Create a file named index.js with the following content:

import express from 'express';
import dotenv from 'dotenv';
import twilio from 'twilio';
import { generateAIResponse } from './generateAIResponse.js';
import { textToSpeech } from './textToSpeech.js';

dotenv.config();

const app = express();
app.use(express.urlencoded({ extended: true }));

const twilioClient = twilio(process.env.TWILIO_ACCOUNT_SID, process.env.TWILIO_AUTH_TOKEN);

app.post('/voice', async (req, res) => {
  const twiml = new twilio.twiml.VoiceResponse();

  twiml.say('Welcome to the AI Phone Assistant. Please speak after the beep.');
  twiml.record({
    action: '/process-speech',
    maxLength: 30,
    transcribe: true,
    transcribeCallback: '/process-speech'
  });

  res.type('text/xml');
  res.send(twiml.toString());
});

app.post('/process-speech', async (req, res) => {
  const twiml = new twilio.twiml.VoiceResponse();

  if (req.body.TranscriptionText) {
    const aiResponse = await generateAIResponse(req.body.TranscriptionText);
    const audioUrl = await textToSpeech(aiResponse);

    twiml.play(audioUrl);
    twiml.say('Thank you for using the AI Phone Assistant. Goodbye!');
    twiml.hangup();
  } else {
    twiml.say("I'm sorry, I couldn't understand that.
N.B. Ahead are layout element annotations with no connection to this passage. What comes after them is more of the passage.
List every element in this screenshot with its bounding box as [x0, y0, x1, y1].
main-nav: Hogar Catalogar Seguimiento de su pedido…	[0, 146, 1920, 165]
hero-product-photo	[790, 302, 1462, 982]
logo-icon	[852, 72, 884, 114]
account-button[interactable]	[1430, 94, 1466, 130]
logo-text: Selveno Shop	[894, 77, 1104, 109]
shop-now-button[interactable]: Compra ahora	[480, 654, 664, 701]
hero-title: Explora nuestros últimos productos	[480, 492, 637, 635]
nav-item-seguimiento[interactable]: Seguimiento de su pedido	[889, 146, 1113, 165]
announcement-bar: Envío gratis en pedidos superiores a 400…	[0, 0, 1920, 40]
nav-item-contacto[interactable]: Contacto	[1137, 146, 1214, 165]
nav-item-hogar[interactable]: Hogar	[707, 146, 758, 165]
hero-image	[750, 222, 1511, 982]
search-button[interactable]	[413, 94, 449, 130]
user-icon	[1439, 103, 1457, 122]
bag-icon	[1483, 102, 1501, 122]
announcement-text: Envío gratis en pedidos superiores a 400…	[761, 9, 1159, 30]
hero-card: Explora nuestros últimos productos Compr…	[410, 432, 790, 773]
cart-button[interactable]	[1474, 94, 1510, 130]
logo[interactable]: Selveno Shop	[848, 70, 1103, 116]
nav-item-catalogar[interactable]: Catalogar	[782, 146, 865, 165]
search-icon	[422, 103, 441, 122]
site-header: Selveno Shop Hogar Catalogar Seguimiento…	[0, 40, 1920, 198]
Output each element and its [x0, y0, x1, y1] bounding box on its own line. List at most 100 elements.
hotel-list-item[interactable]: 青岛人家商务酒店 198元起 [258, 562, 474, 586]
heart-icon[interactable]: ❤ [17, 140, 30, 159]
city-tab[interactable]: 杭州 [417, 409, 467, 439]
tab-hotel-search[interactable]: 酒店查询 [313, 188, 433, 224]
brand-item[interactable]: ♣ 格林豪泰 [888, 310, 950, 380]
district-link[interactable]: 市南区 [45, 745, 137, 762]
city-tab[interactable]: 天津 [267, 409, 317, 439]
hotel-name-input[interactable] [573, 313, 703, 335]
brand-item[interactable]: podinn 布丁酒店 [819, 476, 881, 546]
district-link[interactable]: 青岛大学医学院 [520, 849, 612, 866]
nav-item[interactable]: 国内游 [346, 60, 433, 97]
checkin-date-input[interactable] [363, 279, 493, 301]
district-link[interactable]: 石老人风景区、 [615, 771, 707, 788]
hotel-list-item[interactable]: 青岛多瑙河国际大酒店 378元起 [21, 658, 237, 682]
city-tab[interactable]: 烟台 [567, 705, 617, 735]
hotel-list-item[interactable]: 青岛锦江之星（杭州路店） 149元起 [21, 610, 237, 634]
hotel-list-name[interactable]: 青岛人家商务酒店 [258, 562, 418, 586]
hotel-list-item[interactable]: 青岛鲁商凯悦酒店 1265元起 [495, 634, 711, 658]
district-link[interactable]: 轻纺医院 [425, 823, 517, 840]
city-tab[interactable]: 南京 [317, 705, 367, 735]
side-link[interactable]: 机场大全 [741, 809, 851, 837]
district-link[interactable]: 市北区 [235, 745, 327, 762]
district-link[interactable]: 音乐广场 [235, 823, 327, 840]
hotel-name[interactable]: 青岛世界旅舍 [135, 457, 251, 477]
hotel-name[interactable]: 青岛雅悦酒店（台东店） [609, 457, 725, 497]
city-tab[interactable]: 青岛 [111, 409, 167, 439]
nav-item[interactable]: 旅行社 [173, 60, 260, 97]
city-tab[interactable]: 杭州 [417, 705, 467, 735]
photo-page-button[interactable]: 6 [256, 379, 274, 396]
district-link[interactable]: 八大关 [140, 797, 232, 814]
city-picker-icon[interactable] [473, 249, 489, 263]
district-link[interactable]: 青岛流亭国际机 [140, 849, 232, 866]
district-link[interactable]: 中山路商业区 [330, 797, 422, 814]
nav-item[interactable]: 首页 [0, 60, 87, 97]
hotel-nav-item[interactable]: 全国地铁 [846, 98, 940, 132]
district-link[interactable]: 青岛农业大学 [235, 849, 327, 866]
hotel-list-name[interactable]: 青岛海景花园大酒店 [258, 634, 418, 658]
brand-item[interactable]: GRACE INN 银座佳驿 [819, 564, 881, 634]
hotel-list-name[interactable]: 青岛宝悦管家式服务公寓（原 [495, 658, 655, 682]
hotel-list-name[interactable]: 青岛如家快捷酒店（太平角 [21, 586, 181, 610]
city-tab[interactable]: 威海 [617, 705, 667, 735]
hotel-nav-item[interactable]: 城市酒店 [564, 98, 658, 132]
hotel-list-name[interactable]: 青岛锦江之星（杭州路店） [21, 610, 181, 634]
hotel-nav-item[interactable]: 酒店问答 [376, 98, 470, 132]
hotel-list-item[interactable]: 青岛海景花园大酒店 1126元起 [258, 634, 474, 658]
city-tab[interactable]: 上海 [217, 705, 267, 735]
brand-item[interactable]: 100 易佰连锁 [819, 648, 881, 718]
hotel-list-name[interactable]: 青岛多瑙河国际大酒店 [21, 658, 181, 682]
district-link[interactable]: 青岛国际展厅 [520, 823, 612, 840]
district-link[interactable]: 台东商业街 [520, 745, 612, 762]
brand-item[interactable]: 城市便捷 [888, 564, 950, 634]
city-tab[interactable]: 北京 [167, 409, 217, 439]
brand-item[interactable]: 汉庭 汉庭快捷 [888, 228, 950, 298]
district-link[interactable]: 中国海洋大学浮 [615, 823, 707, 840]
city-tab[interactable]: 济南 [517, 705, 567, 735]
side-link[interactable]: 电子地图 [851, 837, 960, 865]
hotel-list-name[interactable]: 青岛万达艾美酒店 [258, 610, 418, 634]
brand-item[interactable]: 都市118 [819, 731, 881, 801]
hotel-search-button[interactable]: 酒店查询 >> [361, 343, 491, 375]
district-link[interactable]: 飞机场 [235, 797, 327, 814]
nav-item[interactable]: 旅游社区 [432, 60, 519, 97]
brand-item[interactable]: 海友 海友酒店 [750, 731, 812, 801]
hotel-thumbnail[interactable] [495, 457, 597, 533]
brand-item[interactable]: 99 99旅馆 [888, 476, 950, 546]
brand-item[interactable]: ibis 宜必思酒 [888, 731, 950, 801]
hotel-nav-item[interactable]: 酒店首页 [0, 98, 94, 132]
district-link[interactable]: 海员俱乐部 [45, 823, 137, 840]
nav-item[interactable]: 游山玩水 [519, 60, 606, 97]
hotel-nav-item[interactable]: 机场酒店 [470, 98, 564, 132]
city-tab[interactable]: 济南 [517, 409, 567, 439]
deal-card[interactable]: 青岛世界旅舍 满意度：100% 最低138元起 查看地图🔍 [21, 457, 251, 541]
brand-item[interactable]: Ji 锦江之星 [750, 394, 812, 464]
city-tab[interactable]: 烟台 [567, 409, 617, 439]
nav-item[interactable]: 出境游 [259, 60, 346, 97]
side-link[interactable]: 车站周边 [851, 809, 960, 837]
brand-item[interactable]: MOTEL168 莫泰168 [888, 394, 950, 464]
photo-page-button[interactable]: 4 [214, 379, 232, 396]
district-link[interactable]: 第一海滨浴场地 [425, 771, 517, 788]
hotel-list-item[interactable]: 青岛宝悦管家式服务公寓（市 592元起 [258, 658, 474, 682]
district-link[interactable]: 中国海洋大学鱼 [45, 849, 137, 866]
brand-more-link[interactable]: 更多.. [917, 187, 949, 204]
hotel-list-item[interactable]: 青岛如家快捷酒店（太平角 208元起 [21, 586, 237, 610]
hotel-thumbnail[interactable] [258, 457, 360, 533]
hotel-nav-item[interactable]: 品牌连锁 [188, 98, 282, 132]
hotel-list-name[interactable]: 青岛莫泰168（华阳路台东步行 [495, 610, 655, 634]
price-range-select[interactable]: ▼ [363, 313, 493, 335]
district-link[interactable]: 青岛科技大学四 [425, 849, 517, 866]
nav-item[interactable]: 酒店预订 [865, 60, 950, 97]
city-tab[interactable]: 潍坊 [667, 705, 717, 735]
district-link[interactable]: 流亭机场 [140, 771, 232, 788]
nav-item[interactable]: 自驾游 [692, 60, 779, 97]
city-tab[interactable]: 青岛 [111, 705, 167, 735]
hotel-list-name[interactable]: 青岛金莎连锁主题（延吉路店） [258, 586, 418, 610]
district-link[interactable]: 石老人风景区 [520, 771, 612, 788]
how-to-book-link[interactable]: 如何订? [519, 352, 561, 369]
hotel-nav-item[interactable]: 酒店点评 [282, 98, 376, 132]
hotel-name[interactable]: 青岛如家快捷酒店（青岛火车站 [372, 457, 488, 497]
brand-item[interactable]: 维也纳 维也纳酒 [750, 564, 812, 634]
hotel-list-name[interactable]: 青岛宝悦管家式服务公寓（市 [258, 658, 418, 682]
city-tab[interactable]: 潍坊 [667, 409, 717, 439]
Please try again.");
    twiml.redirect('/voice');
  }

  res.type('text/xml');
  res.send(twiml.toString());
});

const PORT = process.env.PORT || 3000;
app.listen(PORT, () => {
  console.log(`Server is running on port ${PORT}`);
});

Step 6: Set Up ngrok

  1. Install ngrok globally:

    npm install -g ngrok
    
  2. Start your Express server:

    node index.js
    
  3. In a new terminal window, start ngrok:

    ngrok http 3000
    
  4. Note the HTTPS URL provided by ngrok (e.g., https://your-ngrok-subdomain.ngrok.io).

Step 7: Configure Twilio

  1. Log in to your Twilio account.
  2. Navigate to the Phone Numbers section and select your Twilio phone number.
  3. In the Voice & Fax section, set the "A Call Comes In" webhook to:
    • Webhook: https://your-ngrok-subdomain.ngrok.io/voice
    • HTTP Method: POST

Step 8: Test Your Integration

  1. Call your Twilio phone number.
  2. After the greeting, speak your question or prompt.
  3. You should receive an AI-generated response spoken using the Play3.0 TTS voice.

Customization

  • To use a different voice, change the voiceId in the textToSpeech.js file.
  • To use a different LLM, modify the generateAIResponse function in generateAIResponse.js.

Conclusion

You've now successfully integrated PlayHT's Play3.0 TTS voice model with Twilio for phone-based AI interactions. This setup allows callers to interact with an AI system over the phone, with responses generated by ChatGPT and spoken using PlayHT's TTS.